Travel, as is will be used here, is not referred to only as an equivalent of tourism or leisure travel but does also embrace a variety of forms of displacement: exploration, expatriation, exile, homelessness, and immigration, to name a few. This discourse on displacement includes (and refers to) a concept of placement, dwelling, location, or position. There are plenty of metaphors within postmodern discourse on displacement: exile, tourism, diaspora, nomadism. In this context, a journey does not merely mean a physical dislocation, the concept also includes travels in mind and experiences of liminality. Travel as a metaphor relates to a change in the position of the speaker.
There are different forms of travel which will be discussed briefly, followed by a section on tourism as a special but very significant form of modern travel. Travel literature has developed as a particular genre (but differentiated by languages of the authors/travelers) which shaped the view of the readers/the people "at home" on the foreign places the authors/travelers wrote about/traveled to.

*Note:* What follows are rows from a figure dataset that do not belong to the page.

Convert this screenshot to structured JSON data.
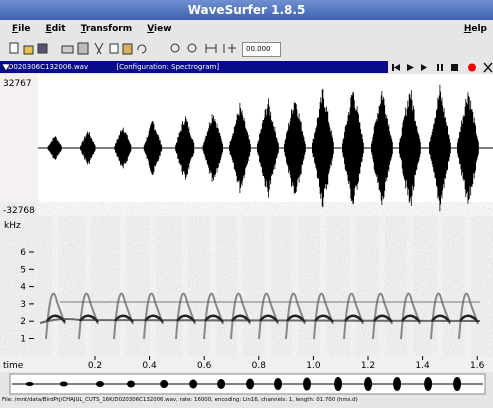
{
  "window": {
    "title": "WaveSurfer 1.8.5"
  },
  "menu": {
    "items": [
      "File",
      "Edit",
      "Transform",
      "View"
    ],
    "help": "Help"
  },
  "toolbar": {
    "time": "00.000"
  },
  "sound": {
    "file": "D020306C132006.wav",
    "configuration": "[Configuration: Spectrogram]"
  },
  "waveform": {
    "max": "32767",
    "min": "-32768"
  },
  "spectrogram": {
    "unit": "kHz",
    "labels": [
      "6",
      "5",
      "4",
      "3",
      "2",
      "1"
    ]
  },
  "time_axis": {
    "label": "time",
    "labels": [
      "0.2",
      "0.4",
      "0.6",
      "0.8",
      "1.0",
      "1.2",
      "1.4",
      "1.6"
    ]
  },
  "status": "File: /mnt/data/BirdPrj/CHAJUL_CUTS_16K/D020306C132006.wav, rate: 16000, encoding: Lin16, channels: 1, length: 01.700 (hms.d)"
}
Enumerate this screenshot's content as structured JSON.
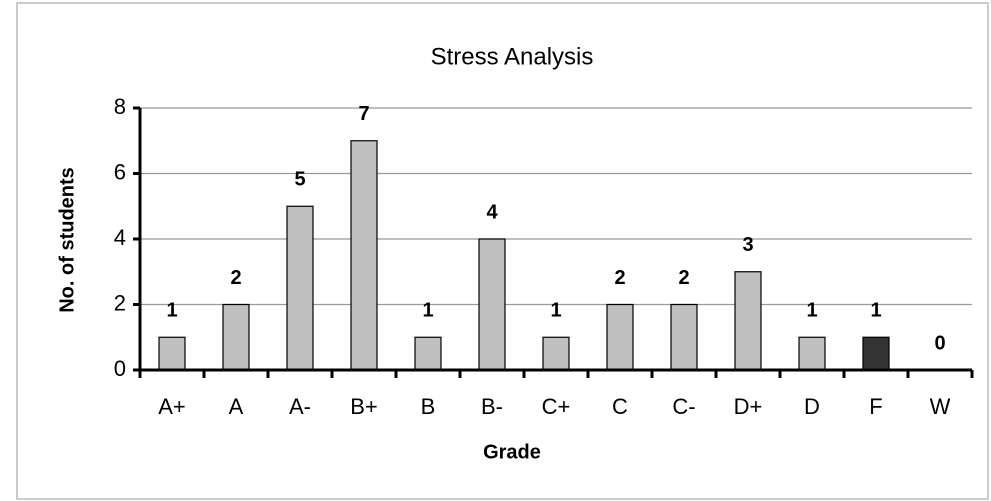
{
  "chart_data": {
    "type": "bar",
    "title": "Stress Analysis",
    "x_label": "Grade",
    "y_label": "No. of students",
    "categories": [
      "A+",
      "A",
      "A-",
      "B+",
      "B",
      "B-",
      "C+",
      "C",
      "C-",
      "D+",
      "D",
      "F",
      "W"
    ],
    "values": [
      1,
      2,
      5,
      7,
      1,
      4,
      1,
      2,
      2,
      3,
      1,
      1,
      0
    ],
    "colors": [
      "#c0c0c0",
      "#c0c0c0",
      "#c0c0c0",
      "#c0c0c0",
      "#c0c0c0",
      "#c0c0c0",
      "#c0c0c0",
      "#c0c0c0",
      "#c0c0c0",
      "#c0c0c0",
      "#c0c0c0",
      "#333333",
      "#c0c0c0"
    ],
    "ylim": [
      0,
      8
    ],
    "yticks": [
      0,
      2,
      4,
      6,
      8
    ],
    "grid": true
  }
}
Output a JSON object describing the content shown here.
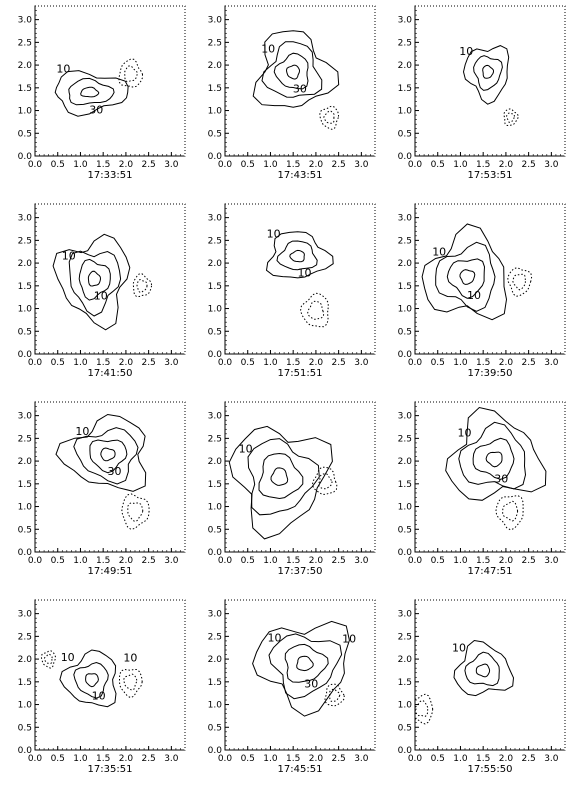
{
  "chart_data": {
    "type": "contour",
    "layout": "4 rows x 3 columns",
    "axis": {
      "range": [
        0.0,
        3.3
      ],
      "ticks": [
        "0.0",
        "0.5",
        "1.0",
        "1.5",
        "2.0",
        "2.5",
        "3.0"
      ],
      "tick_values": [
        0.0,
        0.5,
        1.0,
        1.5,
        2.0,
        2.5,
        3.0
      ]
    },
    "contour_levels_labeled": [
      "10",
      "30"
    ],
    "line_styles": {
      "positive": "solid",
      "negative": "dotted"
    },
    "panels": [
      {
        "time": "17:33:51",
        "peak": [
          1.2,
          1.4
        ],
        "sx": 0.55,
        "sy": 0.3,
        "rings": 3,
        "labels": [
          "10",
          "30"
        ],
        "neg": [
          [
            2.1,
            1.8,
            0.25
          ]
        ]
      },
      {
        "time": "17:41:50",
        "peak": [
          1.3,
          1.65
        ],
        "sx": 0.38,
        "sy": 0.45,
        "rings": 4,
        "labels": [
          "10",
          "10"
        ],
        "neg": [
          [
            2.35,
            1.5,
            0.2
          ]
        ]
      },
      {
        "time": "17:49:51",
        "peak": [
          1.6,
          2.15
        ],
        "sx": 0.45,
        "sy": 0.38,
        "rings": 4,
        "labels": [
          "10",
          "30"
        ],
        "neg": [
          [
            2.2,
            0.9,
            0.3
          ]
        ]
      },
      {
        "time": "17:35:51",
        "peak": [
          1.25,
          1.55
        ],
        "sx": 0.4,
        "sy": 0.4,
        "rings": 3,
        "labels": [
          "10",
          "10",
          "10"
        ],
        "neg": [
          [
            2.1,
            1.5,
            0.25
          ],
          [
            0.3,
            2.0,
            0.15
          ]
        ]
      },
      {
        "time": "17:43:51",
        "peak": [
          1.5,
          1.85
        ],
        "sx": 0.4,
        "sy": 0.42,
        "rings": 4,
        "labels": [
          "10",
          "30"
        ],
        "neg": [
          [
            2.3,
            0.85,
            0.2
          ]
        ]
      },
      {
        "time": "17:51:51",
        "peak": [
          1.6,
          2.15
        ],
        "sx": 0.45,
        "sy": 0.35,
        "rings": 3,
        "labels": [
          "10",
          "10"
        ],
        "neg": [
          [
            2.0,
            0.95,
            0.3
          ]
        ]
      },
      {
        "time": "17:37:50",
        "peak": [
          1.2,
          1.65
        ],
        "sx": 0.5,
        "sy": 0.55,
        "rings": 4,
        "labels": [
          "10"
        ],
        "neg": [
          [
            2.2,
            1.55,
            0.25
          ]
        ]
      },
      {
        "time": "17:45:51",
        "peak": [
          1.75,
          1.9
        ],
        "sx": 0.5,
        "sy": 0.45,
        "rings": 4,
        "labels": [
          "10",
          "30",
          "10"
        ],
        "neg": [
          [
            2.4,
            1.2,
            0.2
          ]
        ]
      },
      {
        "time": "17:53:51",
        "peak": [
          1.6,
          1.85
        ],
        "sx": 0.33,
        "sy": 0.4,
        "rings": 3,
        "labels": [
          "10"
        ],
        "neg": [
          [
            2.1,
            0.85,
            0.15
          ]
        ]
      },
      {
        "time": "17:39:50",
        "peak": [
          1.15,
          1.7
        ],
        "sx": 0.45,
        "sy": 0.45,
        "rings": 4,
        "labels": [
          "10",
          "10"
        ],
        "neg": [
          [
            2.3,
            1.6,
            0.25
          ]
        ]
      },
      {
        "time": "17:47:51",
        "peak": [
          1.75,
          2.05
        ],
        "sx": 0.5,
        "sy": 0.45,
        "rings": 4,
        "labels": [
          "10",
          "30"
        ],
        "neg": [
          [
            2.1,
            0.9,
            0.3
          ]
        ]
      },
      {
        "time": "17:55:50",
        "peak": [
          1.5,
          1.75
        ],
        "sx": 0.42,
        "sy": 0.38,
        "rings": 3,
        "labels": [
          "10"
        ],
        "neg": [
          [
            0.15,
            0.9,
            0.25
          ]
        ]
      }
    ]
  }
}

The reasons for traveling are manifold and will be touched upon in this chapter only superficially - there will be a closer examination at a later point. As Clifford notes, travel as a concept is not free of various connotations: it is typically related to (and also very often criticized as) a history of European, literary, male, bourgeois, scientific, heroic, recreational, meanings and practices. But this first world perspective may be changed through a shift in the position of the speaker.